Fatta eccezione per la Toscana, la malasanità regna nelle carceri del Lazio e della Puglia. E gli stessi medici lo ammettono. "Ci manca tutto - dice Sandro Libianchi, medico di Rebibbia e presidente del Coordinamento nazionale operatori per la salute nelle carceri italiane - in particolare i farmaci per i cardiopatici, per i malati di tumore, per chi soffre di malattie respiratorie e per i malati di Aids.

E il fatto che il ministero della Giustizia non abbia competenze specifiche in materia sanitaria fa sì che non ci sia un adeguato controllo terapeutico ed epidemiologico di quanto avviene". Il contratto del personale sanitario in carcere, oggi, è per l’80% "a parcella": l’amministrazione, quindi, paga un ortopedico o un cardiologo per svolgere l’attività medica.
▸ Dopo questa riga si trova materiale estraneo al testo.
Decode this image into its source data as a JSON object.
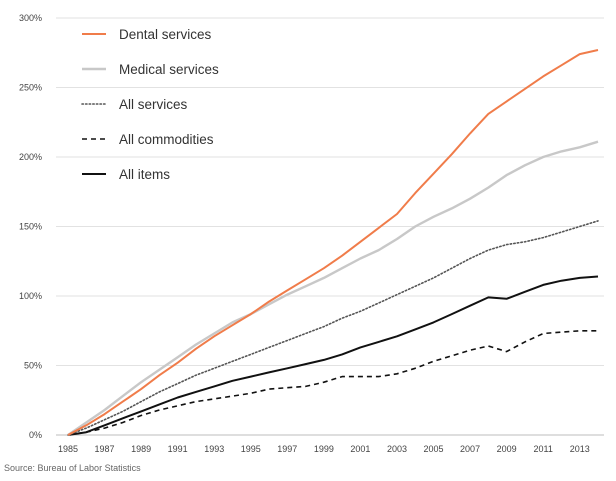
{
  "chart_data": {
    "type": "line",
    "title": "",
    "xlabel": "",
    "ylabel": "",
    "x": [
      1985,
      1986,
      1987,
      1988,
      1989,
      1990,
      1991,
      1992,
      1993,
      1994,
      1995,
      1996,
      1997,
      1998,
      1999,
      2000,
      2001,
      2002,
      2003,
      2004,
      2005,
      2006,
      2007,
      2008,
      2009,
      2010,
      2011,
      2012,
      2013,
      2014
    ],
    "xticks": [
      "1985",
      "1987",
      "1989",
      "1991",
      "1993",
      "1995",
      "1997",
      "1999",
      "2001",
      "2003",
      "2005",
      "2007",
      "2009",
      "2011",
      "2013"
    ],
    "yticks": [
      "0%",
      "50%",
      "100%",
      "150%",
      "200%",
      "250%",
      "300%"
    ],
    "ylim": [
      0,
      300
    ],
    "xlim": [
      1985,
      2014
    ],
    "grid": "horizontal",
    "legend_position": "top-left",
    "series": [
      {
        "name": "Dental services",
        "color": "#f07c4a",
        "style": "solid",
        "values": [
          0,
          7,
          15,
          24,
          33,
          43,
          52,
          62,
          71,
          79,
          87,
          96,
          104,
          112,
          120,
          129,
          139,
          149,
          159,
          174,
          188,
          202,
          217,
          231,
          240,
          249,
          258,
          266,
          274,
          277
        ]
      },
      {
        "name": "Medical services",
        "color": "#c8c8c8",
        "style": "solid",
        "values": [
          0,
          9,
          18,
          28,
          38,
          47,
          56,
          65,
          73,
          81,
          87,
          94,
          101,
          107,
          113,
          120,
          127,
          133,
          141,
          150,
          157,
          163,
          170,
          178,
          187,
          194,
          200,
          204,
          207,
          211
        ]
      },
      {
        "name": "All services",
        "color": "#555555",
        "style": "dotted",
        "values": [
          0,
          5,
          11,
          17,
          24,
          31,
          37,
          43,
          48,
          53,
          58,
          63,
          68,
          73,
          78,
          84,
          89,
          95,
          101,
          107,
          113,
          120,
          127,
          133,
          137,
          139,
          142,
          146,
          150,
          154
        ]
      },
      {
        "name": "All commodities",
        "color": "#111111",
        "style": "dashed",
        "values": [
          0,
          2,
          5,
          9,
          14,
          18,
          21,
          24,
          26,
          28,
          30,
          33,
          34,
          35,
          38,
          42,
          42,
          42,
          44,
          48,
          53,
          57,
          61,
          64,
          60,
          67,
          73,
          74,
          75,
          75
        ]
      },
      {
        "name": "All items",
        "color": "#111111",
        "style": "solid",
        "values": [
          0,
          2,
          7,
          12,
          17,
          22,
          27,
          31,
          35,
          39,
          42,
          45,
          48,
          51,
          54,
          58,
          63,
          67,
          71,
          76,
          81,
          87,
          93,
          99,
          98,
          103,
          108,
          111,
          113,
          114
        ]
      }
    ]
  },
  "source": "Source: Bureau of Labor Statistics"
}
Dal che ne derivano, tra l’altro, ovvi pericoli di discriminazione tra detenuti. Quindi: medicinali insufficienti, pochi dottori, difficoltà, nei piccoli istituti, a garantire la guardia medica 24 ore su 24, come previsto della legge, metadone che in alcune carceri,violando le norme, non viene somministrato.

Drammatiche condizioni alle quali vanno aggiunte situazioni paradossali come quelle patite dai detenuti del carcere di Bari o di Lecce. Persone affette da tubercolosi sono state trovate nella stessa cella con compagni sieropositivi. Rischio di contagio: altissimo. Reclusi portatori di handicap fisici "parcheggiati" nel centro clinico per l’impossibilità di abbattere le barriere architettoniche e ritardi, come quelli avvenuti nel carcere di Lecce, nella somministrazione di farmaci ai malati di Aids. "L’amministrazione penitenziaria non ha mai voluto applicare la riforma - dice Stefano Anastasia, presidente di Antigone - e con il cambio di governo è venuto meno il riferimento a quell’arco di forze che l’avevano sostenuta. A tre giorni dalla scadenza questi castelli di carta rischiano di cadere".

Intanto una raccapricciante testimonianza registrata su un CD Rom, prodotto dai detenuti di Rebibbia, è la prova che per alcuni non c’è più molto tempo. "Ho 8 linfociti e sto in Aids conclamato", dice Luigi da un letto del braccio G 14. "Non dovrei stare qui dentro".